El diario La Verdad no estará hoy en los quioscos de Alicante. Tampoco podrán encontrar su reflejo en internet. Aunque empecé mi carrera en un semanario comarcal -Canfali- y pasé también por la agencia Efe, solo ha habido dos periódicos en mi vida: INFORMACIÓN, en el que trabajo desde hace casi treinta años, y La Verdad, que siempre estuvo enfrente, que puso en marcha su edición para Alicante el mismo año en que nací y que hoy ya no estará encima de mi mesa cuando me incorpore al despacho. Su grupo empresarial, incapaz de sostener por más tiempo la caida de ventas y publicidad, optó este lunes por poner punto final a una historia que empezó en 1963 y que a lo largo de estas décadas fue escrita por algunos de los mejores periodistas que ha dado Alicante y, desde luego, por profesionales que hasta el último momento han sabido demostrar una valía y una entrega digna de reconocimiento.

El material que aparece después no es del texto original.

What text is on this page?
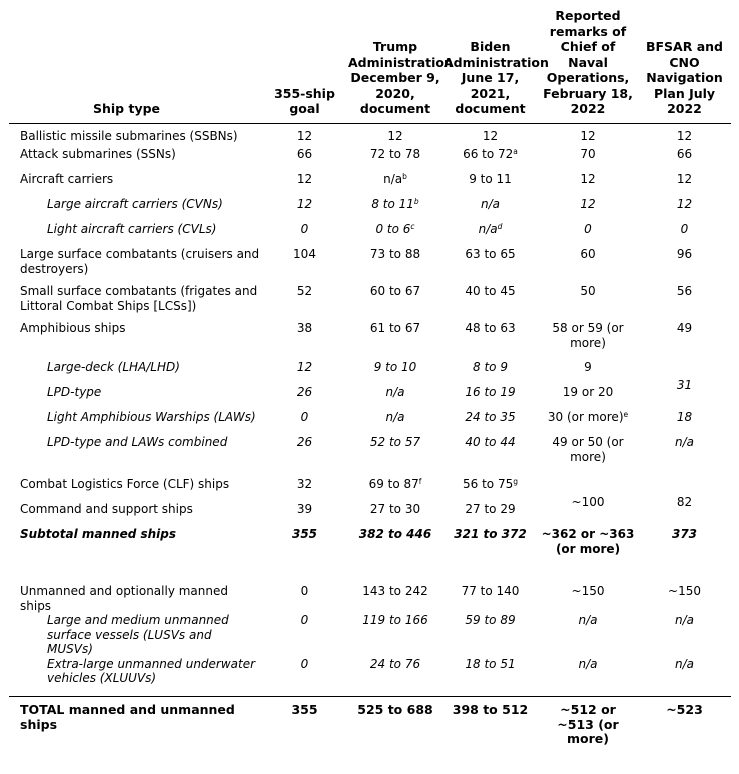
Ship type	355-ship goal	Trump Administration December 9, 2020, document	Biden Administration June 17, 2021, document	Reported remarks of Chief of Naval Operations, February 18, 2022	BFSAR and CNO Navigation Plan July 2022
Ballistic missile submarines (SSBNs)	12	12	12	12	12
Attack submarines (SSNs)	66	72 to 78	66 to 72$^a$	70	66
Aircraft carriers	12	$n/a^b$	9 to 11	12	12
Large aircraft carriers (CVNs)	12	8 to 11$^b$	n/a	12	12
Light aircraft carriers (CVLs)	0	0 to 6$^c$	$n/a^d$	0	0
Large surface combatants (cruisers and destroyers)	104	73 to 88	63 to 65	60	96
Small surface combatants (frigates and Littoral Combat Ships [LCSs])	52	60 to 67	40 to 45	50	56
Amphibious ships	38	61 to 67	48 to 63	58 or 59 (or more)	49
Large-deck (LHA/LHD)	12	9 to 10	8 to 9	9	31
LPD-type	26	n/a	16 to 19	19 or 20	
Light Amphibious Warships (LAWs)	0	n/a	24 to 35	30 (or more)$^e$	18
LPD-type and LAWs combined	26	52 to 57	40 to 44	49 or 50 (or more)	n/a
Combat Logistics Force (CLF) ships	32	69 to 87$^f$	56 to 75$^g$	~100	82
Command and support ships	39	27 to 30	27 to 29		
Subtotal manned ships	355	382 to 446	321 to 372	~362 or ~363 (or more)	373
Unmanned and optionally manned ships	0	143 to 242	77 to 140	~150	~150
Large and medium unmanned surface vessels (LUSVs and MUSVs)	0	119 to 166	59 to 89	n/a	n/a
Extra-large unmanned underwater vehicles (XLUUVs)	0	24 to 76	18 to 51	n/a	n/a
TOTAL manned and unmanned ships	355	525 to 688	398 to 512	~512 or ~513 (or more)	~523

La desaparición de la edición alicantina de La Verdad merece que todos hagamos una reflexión: los periodistas, por supuesto, que hemos hecho y seguimos haciendo muchas cosas mal; las empresas editoras, que también han cometido importantes errores. Pero sobre todo la ciudadanía misma, y en especial la española, que no parece tener claro el valor insustituible que una información rigurosa y contrastada, plural e independiente, tiene para la libertad, la convivencia y el desarrollo. Los extremismos se alimentan de la ignorancia y crecen hasta imponerse cuando verdad y mentira tienen la misma consideración. Por eso, parafraseando los versos de aquel poeta inglés que precisamente un periodista, Ernest Hemingway, hizo inmortales, las campanas no doblan hoy por una cabecera, sino por una sociedad capaz de pagar por una cerveza lo que no está dispuesta a pagar por un periódico.